The first four students recently began their study and research in a new NIH-funded graduate training program created to train a highly skilled workforce able to apply nanoscale materials to biosensors for early diagnosis, biomedical implants and regenerative medicine.

This is the first predoctoral training program in Alabama to be funded by the National Institute of Biomedical Imaging and Bioengineering, and it is led by Physics professor Yogesh Vohra, Ph.D., director of the UAB Center for Nanoscale Materials and Biointegration.

“The program’s goal is to reduce the time from discovery of a new nanotechnology tool or material to its application in medical devices, tissue engineering and biosensors,” Vohra said. “Students are expected to take interdisciplinary courses in this program in order to take nanotechnology from design to clinical application.”

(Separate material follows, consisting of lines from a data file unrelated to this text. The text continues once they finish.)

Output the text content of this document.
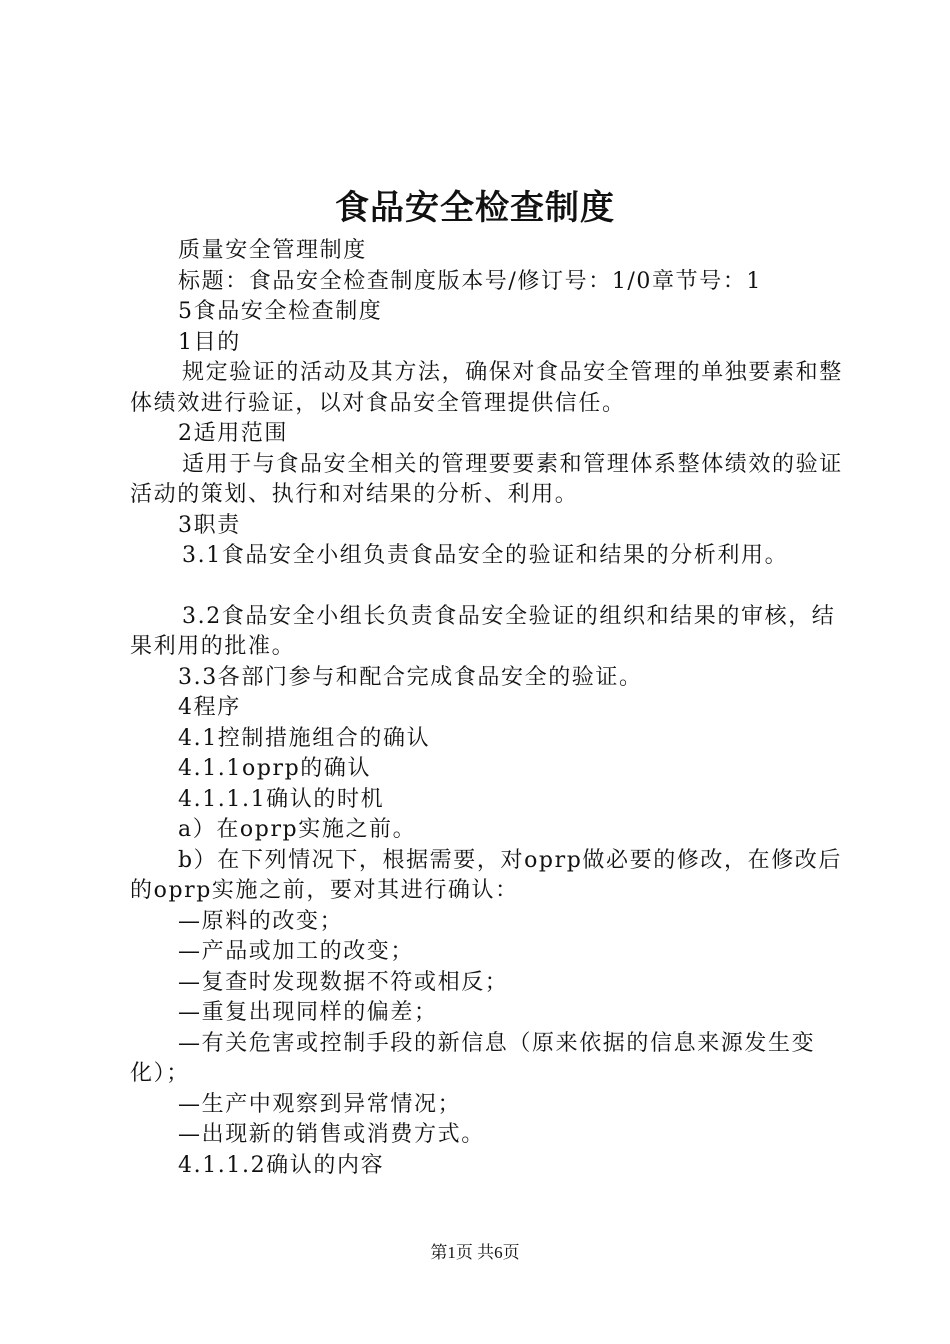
食品安全检查制度

质量安全管理制度

标题：食品安全检查制度版本号/修订号：1/0章节号：1

5食品安全检查制度

1目的

规定验证的活动及其方法，确保对食品安全管理的单独要素和整体绩效进行验证，以对食品安全管理提供信任。

2适用范围

适用于与食品安全相关的管理要要素和管理体系整体绩效的验证活动的策划、执行和对结果的分析、利用。

3职责

3.1食品安全小组负责食品安全的验证和结果的分析利用。

3.2食品安全小组长负责食品安全验证的组织和结果的审核，结果利用的批准。

3.3各部门参与和配合完成食品安全的验证。

4程序

4.1控制措施组合的确认

4.1.1oprp的确认

4.1.1.1确认的时机

a）在oprp实施之前。

b）在下列情况下，根据需要，对oprp做必要的修改，在修改后的oprp实施之前，要对其进行确认：

—原料的改变；

—产品或加工的改变；

—复查时发现数据不符或相反；

—重复出现同样的偏差；

—有关危害或控制手段的新信息（原来依据的信息来源发生变化）；

—生产中观察到异常情况；

—出现新的销售或消费方式。

4.1.1.2确认的内容

第1页 共6页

Some of the projects students are working on with faculty include:
• Using polymers containing nanofibers to enhance vascular grafts
• Using nanoparticles to deliver a drug to a tumor site inside a body
• Applying coatings of nanomaterials to implants to reduce the wear of the surface, the reason most implants fail

Nanoscale materials are assembled at the scale of one billionth of a meter and they exhibit fundamentally different physical, chemical and biological properties. The enhanced properties of materials due to nanostructuring will play a key role in future advances in materials research, scaffolds for tissue engineering, novel materials and coatings for biointegration, nanoparticles for biomedical imaging and biomarkers of diseases.

The interdisciplinary program, Nanotechnology in Biosensors and Bioengineering, is funded by a five-year $645,830 institutional training grant awarded by the National Institutes of Health- National Institute of Biomedical Imaging and Bioengineering.